The reduction in female effective population size from 6000 to 2000 years B.P. in our skyline plot does coincide with the appearance of a cold period in south-western China (Figure 5). It has been implied that summer monsoon precipitation changed asynchronously over East Asia during the Holocene, decreasing earlier in southern China and later in northern China [78]. Boreal pollen studies have indicated that there was a continuing and extensive decline in forest habitats in northern China around 4000 years B.P. [79]. The δ13C time series of the C. mulieensis remains and mixed plant cellulose of the Hongyuan peat in south-western China reflects that the Indian Ocean summer monsoon precipitation declined during 4200–4000 years B.P. [80]. The δ18O record of the Dunde ice core from Qilian Mountain in western China suggested that the lowest temperature was detected in that area in the same period. This period was also the time when Dayu regulated floodwater in southern China according to historical records, suggesting high precipitation during this cold period [81]. It is difficult to invoke human influences in this time period. However, archeological studies have shown that revolutionary improvements in farming technology occurred at the beginning of the Spring and Autumn Period in China (770–486 BC) [82]. The northern Qinling region was not extensively settled until the last 2.5 ky [83]. At Liangshan Mountain, it has been reported that agricultural activity expanded alongside a growing resident human population approximately 1000 years ago. Because agriculture came to Yunnan Province relatively late due to the steep topography and high altitude, it appears that anthropogenic disturbances were not critical in south-western China at that time.

While it seems that the giant panda individuals in this study fell into the sinkhole while the area was still richly forested, the fact that their bones had been washed into their positions, and that the soil deposits in the floor in the sinkhole revealed flooding events and soil erosion, could suggest local deforestation by humans [38]. Later on, there is increasing evidence of human activities, especially during the last 600 years.

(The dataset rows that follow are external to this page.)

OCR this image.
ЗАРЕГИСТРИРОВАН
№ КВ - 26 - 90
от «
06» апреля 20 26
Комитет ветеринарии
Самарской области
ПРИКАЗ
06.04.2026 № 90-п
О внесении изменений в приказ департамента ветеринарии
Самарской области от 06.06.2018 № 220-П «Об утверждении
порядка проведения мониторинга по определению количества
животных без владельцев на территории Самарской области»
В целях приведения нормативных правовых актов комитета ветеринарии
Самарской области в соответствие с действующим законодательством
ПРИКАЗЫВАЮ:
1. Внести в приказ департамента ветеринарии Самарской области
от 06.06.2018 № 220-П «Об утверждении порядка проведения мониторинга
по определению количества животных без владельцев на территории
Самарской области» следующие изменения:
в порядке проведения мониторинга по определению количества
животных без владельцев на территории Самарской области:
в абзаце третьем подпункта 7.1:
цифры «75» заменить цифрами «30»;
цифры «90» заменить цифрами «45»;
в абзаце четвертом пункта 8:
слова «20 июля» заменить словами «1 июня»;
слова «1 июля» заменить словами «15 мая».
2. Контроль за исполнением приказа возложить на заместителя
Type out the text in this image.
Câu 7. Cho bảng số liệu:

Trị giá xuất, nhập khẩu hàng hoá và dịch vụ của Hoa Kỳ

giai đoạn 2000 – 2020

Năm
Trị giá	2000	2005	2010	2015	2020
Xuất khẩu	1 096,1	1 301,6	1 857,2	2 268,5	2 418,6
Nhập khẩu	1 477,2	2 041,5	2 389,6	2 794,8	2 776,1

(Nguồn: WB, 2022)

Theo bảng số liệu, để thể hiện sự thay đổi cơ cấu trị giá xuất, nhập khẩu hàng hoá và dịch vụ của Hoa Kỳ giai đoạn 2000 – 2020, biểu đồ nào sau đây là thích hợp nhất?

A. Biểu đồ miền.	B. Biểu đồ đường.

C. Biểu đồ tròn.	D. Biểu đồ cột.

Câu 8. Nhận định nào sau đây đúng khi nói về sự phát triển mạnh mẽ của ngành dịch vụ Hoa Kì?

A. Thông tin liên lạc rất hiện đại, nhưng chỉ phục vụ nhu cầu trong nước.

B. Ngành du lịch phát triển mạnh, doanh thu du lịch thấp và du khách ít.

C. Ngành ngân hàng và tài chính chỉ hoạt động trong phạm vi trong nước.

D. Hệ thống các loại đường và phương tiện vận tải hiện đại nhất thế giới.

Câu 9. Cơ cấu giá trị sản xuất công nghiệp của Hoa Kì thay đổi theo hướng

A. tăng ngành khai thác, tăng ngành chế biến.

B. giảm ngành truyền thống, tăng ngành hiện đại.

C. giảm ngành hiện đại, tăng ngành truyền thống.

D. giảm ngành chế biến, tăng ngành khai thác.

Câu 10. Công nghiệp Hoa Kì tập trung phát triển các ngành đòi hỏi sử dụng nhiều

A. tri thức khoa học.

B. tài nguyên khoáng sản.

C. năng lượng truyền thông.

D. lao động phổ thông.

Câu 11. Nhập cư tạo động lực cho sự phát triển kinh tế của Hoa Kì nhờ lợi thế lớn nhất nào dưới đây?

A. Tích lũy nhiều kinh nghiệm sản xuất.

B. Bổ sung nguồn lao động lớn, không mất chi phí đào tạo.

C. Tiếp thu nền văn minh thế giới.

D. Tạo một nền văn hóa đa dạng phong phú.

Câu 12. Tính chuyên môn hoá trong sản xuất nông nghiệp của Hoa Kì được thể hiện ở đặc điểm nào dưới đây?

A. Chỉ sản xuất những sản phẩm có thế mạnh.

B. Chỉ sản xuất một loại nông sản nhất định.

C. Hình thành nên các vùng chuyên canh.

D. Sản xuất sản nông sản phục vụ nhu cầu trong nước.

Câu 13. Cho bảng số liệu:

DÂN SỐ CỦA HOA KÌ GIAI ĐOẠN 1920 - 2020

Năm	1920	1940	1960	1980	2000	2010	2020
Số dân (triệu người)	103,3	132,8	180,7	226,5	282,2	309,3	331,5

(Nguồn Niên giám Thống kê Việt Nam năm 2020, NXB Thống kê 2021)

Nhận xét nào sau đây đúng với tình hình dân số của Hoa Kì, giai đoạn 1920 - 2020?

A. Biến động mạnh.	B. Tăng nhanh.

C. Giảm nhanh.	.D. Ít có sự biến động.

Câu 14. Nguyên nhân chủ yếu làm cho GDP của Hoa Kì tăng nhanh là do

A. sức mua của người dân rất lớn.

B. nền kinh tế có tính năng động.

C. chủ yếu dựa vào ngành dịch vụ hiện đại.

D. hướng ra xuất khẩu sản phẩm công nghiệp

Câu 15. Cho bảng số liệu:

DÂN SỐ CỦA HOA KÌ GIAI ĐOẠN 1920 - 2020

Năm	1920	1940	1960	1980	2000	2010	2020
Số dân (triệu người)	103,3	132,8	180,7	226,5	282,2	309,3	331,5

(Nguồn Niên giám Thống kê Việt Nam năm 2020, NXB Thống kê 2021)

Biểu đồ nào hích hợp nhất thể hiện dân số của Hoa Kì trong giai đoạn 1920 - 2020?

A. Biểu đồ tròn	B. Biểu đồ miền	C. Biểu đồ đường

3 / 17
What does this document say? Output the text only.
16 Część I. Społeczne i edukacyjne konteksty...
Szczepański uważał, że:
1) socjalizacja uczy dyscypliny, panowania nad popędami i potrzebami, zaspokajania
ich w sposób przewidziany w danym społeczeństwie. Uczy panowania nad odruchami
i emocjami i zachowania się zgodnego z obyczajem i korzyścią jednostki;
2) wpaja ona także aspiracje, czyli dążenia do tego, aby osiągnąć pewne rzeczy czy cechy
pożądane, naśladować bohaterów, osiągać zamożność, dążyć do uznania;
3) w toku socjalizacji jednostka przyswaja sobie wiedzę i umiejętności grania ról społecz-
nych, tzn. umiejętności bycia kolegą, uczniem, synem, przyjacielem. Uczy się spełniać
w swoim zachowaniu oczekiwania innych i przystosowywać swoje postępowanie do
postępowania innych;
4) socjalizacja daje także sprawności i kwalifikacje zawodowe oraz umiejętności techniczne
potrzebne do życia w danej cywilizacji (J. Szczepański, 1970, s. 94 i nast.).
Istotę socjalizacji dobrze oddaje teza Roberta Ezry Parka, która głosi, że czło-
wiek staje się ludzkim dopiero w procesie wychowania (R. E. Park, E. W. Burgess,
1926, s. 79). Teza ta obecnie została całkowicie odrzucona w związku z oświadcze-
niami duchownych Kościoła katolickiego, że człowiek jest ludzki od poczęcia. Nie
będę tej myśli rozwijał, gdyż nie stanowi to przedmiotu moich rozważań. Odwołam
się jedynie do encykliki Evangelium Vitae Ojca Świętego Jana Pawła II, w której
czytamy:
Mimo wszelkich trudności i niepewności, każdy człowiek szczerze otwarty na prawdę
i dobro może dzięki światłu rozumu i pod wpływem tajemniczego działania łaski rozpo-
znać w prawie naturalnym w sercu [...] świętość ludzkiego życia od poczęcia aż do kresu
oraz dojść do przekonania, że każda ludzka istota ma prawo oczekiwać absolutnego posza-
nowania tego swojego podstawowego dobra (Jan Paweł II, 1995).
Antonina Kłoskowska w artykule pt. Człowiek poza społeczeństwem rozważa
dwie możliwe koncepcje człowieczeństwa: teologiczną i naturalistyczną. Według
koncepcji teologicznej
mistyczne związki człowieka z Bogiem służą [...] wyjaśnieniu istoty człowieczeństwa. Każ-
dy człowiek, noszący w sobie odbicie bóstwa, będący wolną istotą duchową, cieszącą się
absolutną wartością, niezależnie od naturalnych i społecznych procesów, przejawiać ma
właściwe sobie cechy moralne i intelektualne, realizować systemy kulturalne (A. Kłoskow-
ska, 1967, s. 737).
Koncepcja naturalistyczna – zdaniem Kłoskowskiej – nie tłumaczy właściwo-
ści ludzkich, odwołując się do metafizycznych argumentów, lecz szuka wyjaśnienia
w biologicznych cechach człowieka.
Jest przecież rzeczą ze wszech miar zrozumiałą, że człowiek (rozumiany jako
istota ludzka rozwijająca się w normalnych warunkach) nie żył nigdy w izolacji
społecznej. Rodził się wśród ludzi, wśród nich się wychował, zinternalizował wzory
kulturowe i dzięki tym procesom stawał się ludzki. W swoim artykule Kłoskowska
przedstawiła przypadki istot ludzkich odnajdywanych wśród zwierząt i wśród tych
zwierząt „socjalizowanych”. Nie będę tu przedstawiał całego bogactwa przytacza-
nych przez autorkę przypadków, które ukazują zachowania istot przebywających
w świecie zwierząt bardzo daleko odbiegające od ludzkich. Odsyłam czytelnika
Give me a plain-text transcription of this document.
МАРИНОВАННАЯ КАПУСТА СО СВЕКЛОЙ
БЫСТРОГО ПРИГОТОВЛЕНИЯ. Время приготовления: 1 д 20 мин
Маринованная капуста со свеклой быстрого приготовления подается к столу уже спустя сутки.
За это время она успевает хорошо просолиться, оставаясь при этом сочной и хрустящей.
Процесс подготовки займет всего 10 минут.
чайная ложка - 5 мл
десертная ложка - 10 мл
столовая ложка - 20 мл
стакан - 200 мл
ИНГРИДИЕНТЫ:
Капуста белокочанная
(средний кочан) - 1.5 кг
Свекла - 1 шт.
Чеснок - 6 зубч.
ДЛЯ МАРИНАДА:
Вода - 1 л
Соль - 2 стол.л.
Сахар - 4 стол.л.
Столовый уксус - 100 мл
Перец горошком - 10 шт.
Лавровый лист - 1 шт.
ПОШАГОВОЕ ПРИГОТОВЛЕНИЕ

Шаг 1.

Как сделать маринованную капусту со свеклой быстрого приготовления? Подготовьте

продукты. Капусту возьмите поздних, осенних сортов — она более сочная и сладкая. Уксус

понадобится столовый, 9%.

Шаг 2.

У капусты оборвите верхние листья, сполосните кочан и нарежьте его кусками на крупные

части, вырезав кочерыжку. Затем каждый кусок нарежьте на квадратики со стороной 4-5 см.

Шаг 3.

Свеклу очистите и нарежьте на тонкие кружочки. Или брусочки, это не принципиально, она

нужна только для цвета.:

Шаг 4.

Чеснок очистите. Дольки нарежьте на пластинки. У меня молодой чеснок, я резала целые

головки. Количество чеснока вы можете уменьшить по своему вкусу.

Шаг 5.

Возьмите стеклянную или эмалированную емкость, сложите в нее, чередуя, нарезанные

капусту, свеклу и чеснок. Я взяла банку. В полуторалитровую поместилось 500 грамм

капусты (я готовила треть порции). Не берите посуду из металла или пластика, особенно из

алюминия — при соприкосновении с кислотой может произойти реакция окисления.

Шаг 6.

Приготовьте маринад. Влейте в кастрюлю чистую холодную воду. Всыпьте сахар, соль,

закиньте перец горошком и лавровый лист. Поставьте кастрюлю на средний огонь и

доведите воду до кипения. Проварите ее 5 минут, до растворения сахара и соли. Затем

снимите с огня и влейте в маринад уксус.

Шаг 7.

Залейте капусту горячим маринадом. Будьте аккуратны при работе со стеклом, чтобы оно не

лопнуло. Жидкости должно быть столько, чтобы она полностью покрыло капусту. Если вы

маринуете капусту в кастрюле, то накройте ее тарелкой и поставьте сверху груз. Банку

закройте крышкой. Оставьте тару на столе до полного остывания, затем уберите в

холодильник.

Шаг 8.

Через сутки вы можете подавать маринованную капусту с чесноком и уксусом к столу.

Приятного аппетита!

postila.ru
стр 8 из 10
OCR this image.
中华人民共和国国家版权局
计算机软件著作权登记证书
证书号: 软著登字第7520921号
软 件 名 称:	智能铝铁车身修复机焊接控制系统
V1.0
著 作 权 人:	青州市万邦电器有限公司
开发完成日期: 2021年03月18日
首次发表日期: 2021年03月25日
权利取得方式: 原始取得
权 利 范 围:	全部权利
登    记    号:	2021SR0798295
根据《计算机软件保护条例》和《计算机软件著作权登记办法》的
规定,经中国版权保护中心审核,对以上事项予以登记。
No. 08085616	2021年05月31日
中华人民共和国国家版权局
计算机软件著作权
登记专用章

An early to middle Ming Dynasty bowl was found in the cave fill below the mouth of the sinkhole [36]. Unequivocally, in the early period of the Ming Dynasty, soldiers had been dispatched as residential agricultural armies to inhabit and undertake farming in frontier areas such as Yunnan that had previously been governed by other polities. Moreover, an acceleration of habitat loss and degradation occurred during the middle Qing Dynasty (1723–1820 AD) when highly productive crops such as maize and potato were widely planted [84]. As such, the rapid range contraction and fragmentation of giant panda populations caused by human activities would appear to be a relatively recent phenomenon. This interpretation is supported by our genetic data, which fail to reveal any substantial decreases in effective population size.

The mitochondrial sequence data set used here has already provided clues with regard to population size and genetic diversity through time. Larger sequence datasets, such as the whole genome sequencing of Holocene giant panda individuals, will likely allow further identification of the extent of genetic diversity loss and hopefully reveal key factors involved in the contraction of giant panda population and range sizes.